There may be a reason for that: by and large, Republican voters are giving Trump credit for how he’s handled COVID-19, even though the rest of the nation views his response in a negative way.

According to a poll from CBS News/YouGov published this week, 73 percent of Republican voters believe that things are going well when it comes to how the U.S. is dealing with coronavirus. Only 27 percent of the party’s voters think that things are going badly.

When it comes to voters overall, Americans express the opposite point of view, with only 38 percent saying things are going well and 62 percent believing things are going badly.

Notably, Republicans are also more likely to be unmoved by the high number of casualties that have come about from the disease. At the time the poll was conducted, around 170,000 Americans had perished from coronavirus — a number that 57 percent of Republican voters say is an “acceptable” level of deaths.

The cheery viewpoints from Republicans regarding coronavirus and how the president has handled it were on full display on Monday evening, the first night that the party hosted its national convention.
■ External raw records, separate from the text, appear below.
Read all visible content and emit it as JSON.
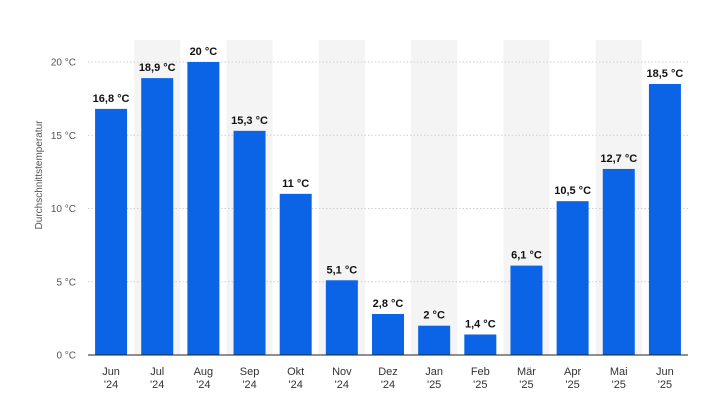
{
  "chart_data": {
    "type": "bar",
    "ylabel": "Durchschnittstemperatur",
    "ylim": [
      0,
      20
    ],
    "yticks": [
      0,
      5,
      10,
      15,
      20
    ],
    "ytick_labels": [
      "0 °C",
      "5 °C",
      "10 °C",
      "15 °C",
      "20 °C"
    ],
    "categories": [
      [
        "Jun",
        "'24"
      ],
      [
        "Jul",
        "'24"
      ],
      [
        "Aug",
        "'24"
      ],
      [
        "Sep",
        "'24"
      ],
      [
        "Okt",
        "'24"
      ],
      [
        "Nov",
        "'24"
      ],
      [
        "Dez",
        "'24"
      ],
      [
        "Jan",
        "'25"
      ],
      [
        "Feb",
        "'25"
      ],
      [
        "Mär",
        "'25"
      ],
      [
        "Apr",
        "'25"
      ],
      [
        "Mai",
        "'25"
      ],
      [
        "Jun",
        "'25"
      ]
    ],
    "values": [
      16.8,
      18.9,
      20,
      15.3,
      11,
      5.1,
      2.8,
      2,
      1.4,
      6.1,
      10.5,
      12.7,
      18.5
    ],
    "data_labels": [
      "16,8 °C",
      "18,9 °C",
      "20 °C",
      "15,3 °C",
      "11 °C",
      "5,1 °C",
      "2,8 °C",
      "2 °C",
      "1,4 °C",
      "6,1 °C",
      "10,5 °C",
      "12,7 °C",
      "18,5 °C"
    ],
    "grid": true,
    "legend": "none",
    "colors": {
      "bar": "#0b63e5",
      "band": "#f4f4f4",
      "grid": "#cfcfcf",
      "axis": "#222222"
    }
  }
}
Video that was played at the event described Trump as a “decisive leader” on tackling the pandemic, and which also claimed that Democrats “got it wrong,” charging that they downplayed the threat of it.
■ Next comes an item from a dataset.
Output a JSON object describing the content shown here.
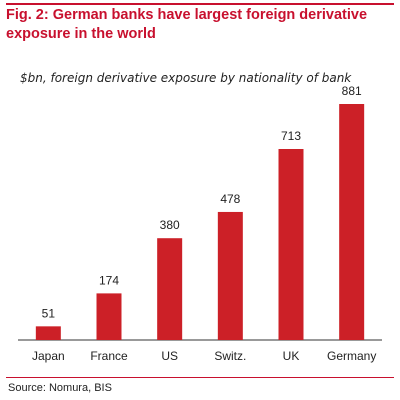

Yet it was just the opposite: Trump was the one downplaying the gravity of the situation in the early days of the pandemic, going so far as to claim that 15 cases of the disease in the U.S. would soon be “close to zero” even as experts warned otherwise, for example. Trump also castigated Democrats and the media in late February, calling their criticisms of his lackadaisical approach to COVID-19 a “new hoax” being perpetrated against him for political reasons.

In March, Trump continued to downplay the threat COVID-19 posed to people in the U.S., wrongly describing the disease as no more worrisome than the flu, and later in the month, urged states that had implemented stay-at-home orders to “reopen” their economies.

And it took until July for Trump to even wear a mask in public, previously saying people who wore them were doing so in order to spite him or to show their disapproval of him as president.

The errant ways in which Trump has treated the disease were observable even during the RNC, when Trump met with front-line workers in a segment that featured, among others, two nurses, a police officer, and a U.S. Postal Service employee — none of whom wore a mask during the meeting, including the president.

As he has many times before, Trump claimed, using racist terminology for coronavirus, that the disease was disappearing.

“I’m for the nurses. I’m for the doctors. I’m for everybody,” Trump said. “We just have to make sure this China virus goes away, and it’s happening.”

Casting a positive spin to his response on the coronavirus pandemic is an important aspect of Trump’s reelection strategy as recent polling indicates that he is not doing well on the issue.

According to the Pew Research Center, which conducted polling earlier this month, 62 percent of Americans say coronavirus is a “top issue” for them. But an Associated Press/NORC Center for Public Affairs Research poll conducted just last week found that nearly 7 in 10 Americans disapprove of the way Trump has managed the crisis.

As of Tuesday morning, more than 5.7 million cumulative cases of COVID-19 have been identified in the U.S., with 177,198 deaths attributed to the disease. Experts warn that the number who have died from COVID-19 is likely an undercount.

Earlier this month, the president took heat for shrugging off the number of COVID deaths in the U.S., saying, “It is what it is,” in an interview with Axios.